Spark Communications often operates in the shadows of its bigger brethren Starcom and MediaVest, but the entrepreneurial spirit of the
media boutique helped it stand out and differentiate itself in a way that the more established Publicis' media brands could not during 2009. Catering to brands that might be treated like stepchildren
in bigger media shops, or servicing media for small to midsize agencies, Spark made some, well, sparks for its clients during 2009 with innovative and strategically positioned work that might not have
been possible in bigger organizations. While much of Spark's industry leadership is derived from its connection with Publicis' VivaKi digital and media services holding company structure, its
innovation is its ability to apply that directly at a boutique servicing level that a new class of marketers can benefit from.

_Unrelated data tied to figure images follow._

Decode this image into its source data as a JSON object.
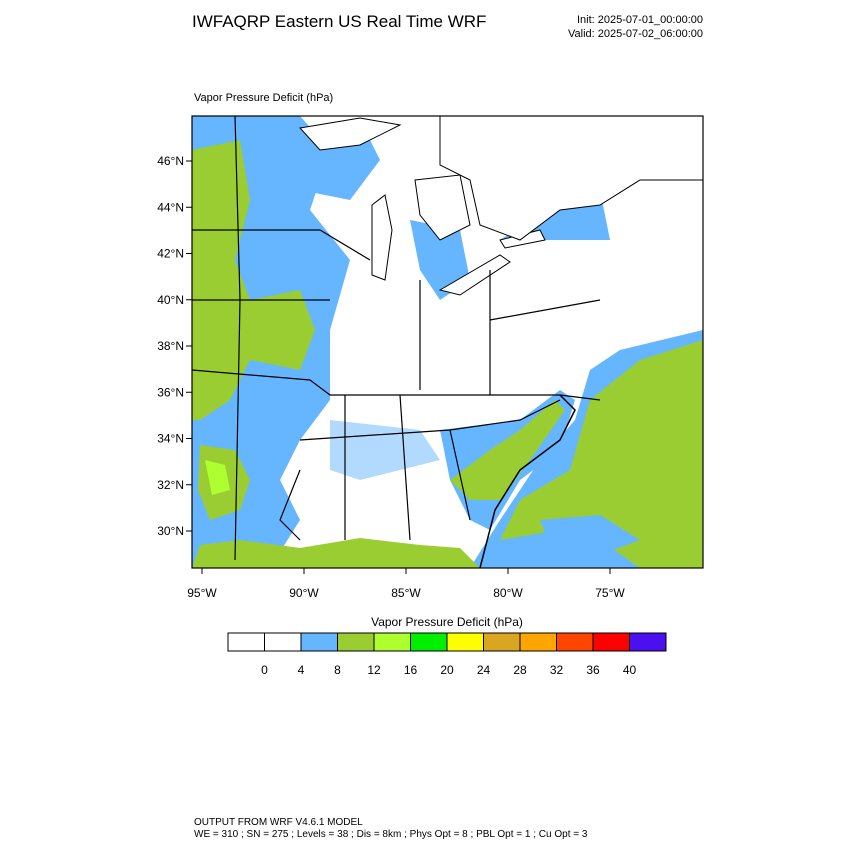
{
  "header": {
    "title": "IWFAQRP Eastern US Real Time WRF",
    "init": "Init: 2025-07-01_00:00:00",
    "valid": "Valid: 2025-07-02_06:00:00"
  },
  "map": {
    "label": "Vapor Pressure Deficit   (hPa)",
    "lat_labels": [
      "46°N",
      "44°N",
      "42°N",
      "40°N",
      "38°N",
      "36°N",
      "34°N",
      "32°N",
      "30°N"
    ],
    "lon_labels": [
      "95°W",
      "90°W",
      "85°W",
      "80°W",
      "75°W"
    ]
  },
  "colorbar": {
    "title": "Vapor Pressure Deficit  (hPa)",
    "colors": [
      "#ffffff",
      "#ffffff",
      "#66b5ff",
      "#9acd32",
      "#adff2f",
      "#00ee00",
      "#ffff00",
      "#daa520",
      "#ffa500",
      "#ff4500",
      "#ff0000",
      "#4b10f0"
    ],
    "labels": [
      0,
      4,
      8,
      12,
      16,
      20,
      24,
      28,
      32,
      36,
      40
    ]
  },
  "footer": {
    "line1": "OUTPUT FROM WRF V4.6.1 MODEL",
    "line2": "WE = 310 ; SN = 275 ; Levels = 38 ; Dis = 8km ; Phys Opt = 8 ; PBL Opt = 1 ; Cu Opt = 3"
  }
}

The unique approach worked, helping both Spark and its
expanding client roster thrive during what was otherwise a fairly dismal year for the industry. Spark CEO Ken Zasky and his team leveraged their access to VivaKi's best-in-class tools, analytics and
resources - including partnerships with Google and Microsoft - to deliver clout, scale and innovation.
In fact, the Spark team does not consider itself a media shop, so much as a new media model.
Born out of Starcom MediaVest's Starlink unit, the agency has shaken its reputation as a B-to-B media shop, and taken on some of the best-known consumer brands out there, including TGI Friday's, for
which it created "Woody," a social media phenomenon who gave away more than 500,000 free hamburgers on Facebook; or E*Trade's hilarious spokesbaby, for which Spark created a YouTube channel that made
the campaign the second most downloaded video of the year.